A few months back, I was caught in a compromising position with my husband. By our daughter. She walked into our bedroom late one night, and said, “Mom, what are you doing!?”
It had been just dark enough that I think she saw two figures not exactly sleeping, and quite possibly, she might have heard a noise or two that caused her to get out of bed.
“I can’t find my sock! Go back to bed and I’ll be right in!” I yelled.
You would have thought that would have sufficed, but my daughter, ever so helpful, said, “I’ll turn on the light and help you find it.”
Her father yelled, “NO!” as I yelled, “Oh, here it is!” Our daughter went back to her room and we had successfully dodged the “walk-in-on-your-parents” bullet.
With three very in-tune kids, two who are ‘tweeners and learning about sex (and asking questions!), it’s hard (pun intended) to get the marital fire started, let alone keep it burning.

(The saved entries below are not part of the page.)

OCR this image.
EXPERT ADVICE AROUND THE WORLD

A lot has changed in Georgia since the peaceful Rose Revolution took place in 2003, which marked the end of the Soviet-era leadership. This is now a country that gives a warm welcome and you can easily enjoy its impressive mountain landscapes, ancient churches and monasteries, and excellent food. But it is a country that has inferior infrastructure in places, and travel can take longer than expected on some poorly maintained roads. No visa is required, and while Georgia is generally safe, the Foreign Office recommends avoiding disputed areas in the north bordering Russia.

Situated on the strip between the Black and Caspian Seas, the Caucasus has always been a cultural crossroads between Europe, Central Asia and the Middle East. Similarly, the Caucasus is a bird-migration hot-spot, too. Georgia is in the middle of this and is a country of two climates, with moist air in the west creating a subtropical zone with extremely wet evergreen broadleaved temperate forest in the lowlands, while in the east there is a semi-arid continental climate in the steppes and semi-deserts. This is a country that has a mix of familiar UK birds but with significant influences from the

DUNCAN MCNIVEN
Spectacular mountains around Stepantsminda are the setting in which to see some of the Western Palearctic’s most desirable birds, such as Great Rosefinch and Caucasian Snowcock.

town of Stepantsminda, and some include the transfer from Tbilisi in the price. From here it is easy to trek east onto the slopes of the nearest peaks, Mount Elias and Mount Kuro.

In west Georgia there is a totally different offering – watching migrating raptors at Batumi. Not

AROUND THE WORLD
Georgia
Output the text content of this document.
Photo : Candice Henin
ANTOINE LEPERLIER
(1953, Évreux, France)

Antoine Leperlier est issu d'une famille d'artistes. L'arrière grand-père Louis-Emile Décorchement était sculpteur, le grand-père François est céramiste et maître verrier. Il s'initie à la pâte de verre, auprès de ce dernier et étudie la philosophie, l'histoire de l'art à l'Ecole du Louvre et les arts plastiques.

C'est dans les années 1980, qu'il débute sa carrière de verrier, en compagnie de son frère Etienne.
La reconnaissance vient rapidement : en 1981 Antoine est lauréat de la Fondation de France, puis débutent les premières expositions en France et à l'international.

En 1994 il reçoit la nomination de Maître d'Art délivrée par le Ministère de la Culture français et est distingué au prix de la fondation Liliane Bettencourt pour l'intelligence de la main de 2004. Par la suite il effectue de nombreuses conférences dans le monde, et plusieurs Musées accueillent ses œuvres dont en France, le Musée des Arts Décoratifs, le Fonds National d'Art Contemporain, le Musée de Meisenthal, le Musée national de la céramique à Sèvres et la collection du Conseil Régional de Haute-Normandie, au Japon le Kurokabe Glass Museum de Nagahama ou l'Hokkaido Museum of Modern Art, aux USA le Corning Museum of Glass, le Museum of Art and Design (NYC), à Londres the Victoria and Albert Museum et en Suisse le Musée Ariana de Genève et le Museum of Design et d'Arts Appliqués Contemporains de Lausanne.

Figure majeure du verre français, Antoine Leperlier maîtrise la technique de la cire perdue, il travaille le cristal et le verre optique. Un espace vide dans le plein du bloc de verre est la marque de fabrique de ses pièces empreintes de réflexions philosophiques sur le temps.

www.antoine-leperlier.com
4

Rarely do my husband and I have sex in our bed at night, like I assume most people do. It’s nearly impossible. Because I worry that one of the kids will walk in and see something horrible. And I would rather not be that stressed out by risking it, plus, I don’t want my children to go blind.
Instead of lighting candles, opening wine, and putting on romantic music in our bedroom, we’ve figured out how to keep things hot in the marriage without my having to freak out at every noise the children make while my husband and I are trying to make something of our own. If you know what I mean, and I think you do.
Here are some tried-and-true tricks that have kept our sixteen-year marriage and sex life solid through twelve years of parenting. Maybe these tricks will spark some new ideas for you.
Location, location, location: A lot of our playtime does happen behind closed doors, just not the bedroom door. It’s a lot less stressful to sneak into a closet or the bathroom for some sexy time. These are places where I’m sure the kids are not going to search for us. I am more relaxed and quite frankly, it’s also a lot more fun sneaking around!
One of us will give the knowing look and bolt for the nearest powder room or closet, where we know they won’t find us. These trysts are akin to being in high school and trying to find ways to dodge the parents when you wanted to make out with your boyfriend, not that I would have ever done anything like that in high school, I just heard from some people that that’s what they did when we were younger and trying to get some action.
The Quickie: Mostly, this occurs before or after a shower, and in the bathroom. There’s a loft area outside of our bedroom that overlooks the family room, where our kids are usually glued to the television. If I see my kids are entranced with SpongeBob or Hannah, I know we’ve got a solid uninterrupted fifteen minutes of bliss, so we go for it.
Another Quickie trick is the “Go ride your bikes in the cul-de-sac” option. Our bedroom window has a nice view of our cul-de-sac, and when the kids are outside riding, well, do I even need to say what I’m doing?
The Shelf Trick: We have a code. Yes, a sex code. I’m not sure how it began, but one afternoon I decided there was a “screw” that had come undone on the closet shelf and I needed my husband to bring up his “hammer” and help with the bolts and nuts to get it “screwed” back on correctly. So, whenever the shelf needs fixing, I simply call down to him that he needs to come on up to fix it! No one is wise to the fact that I’m actually asking for a booty call!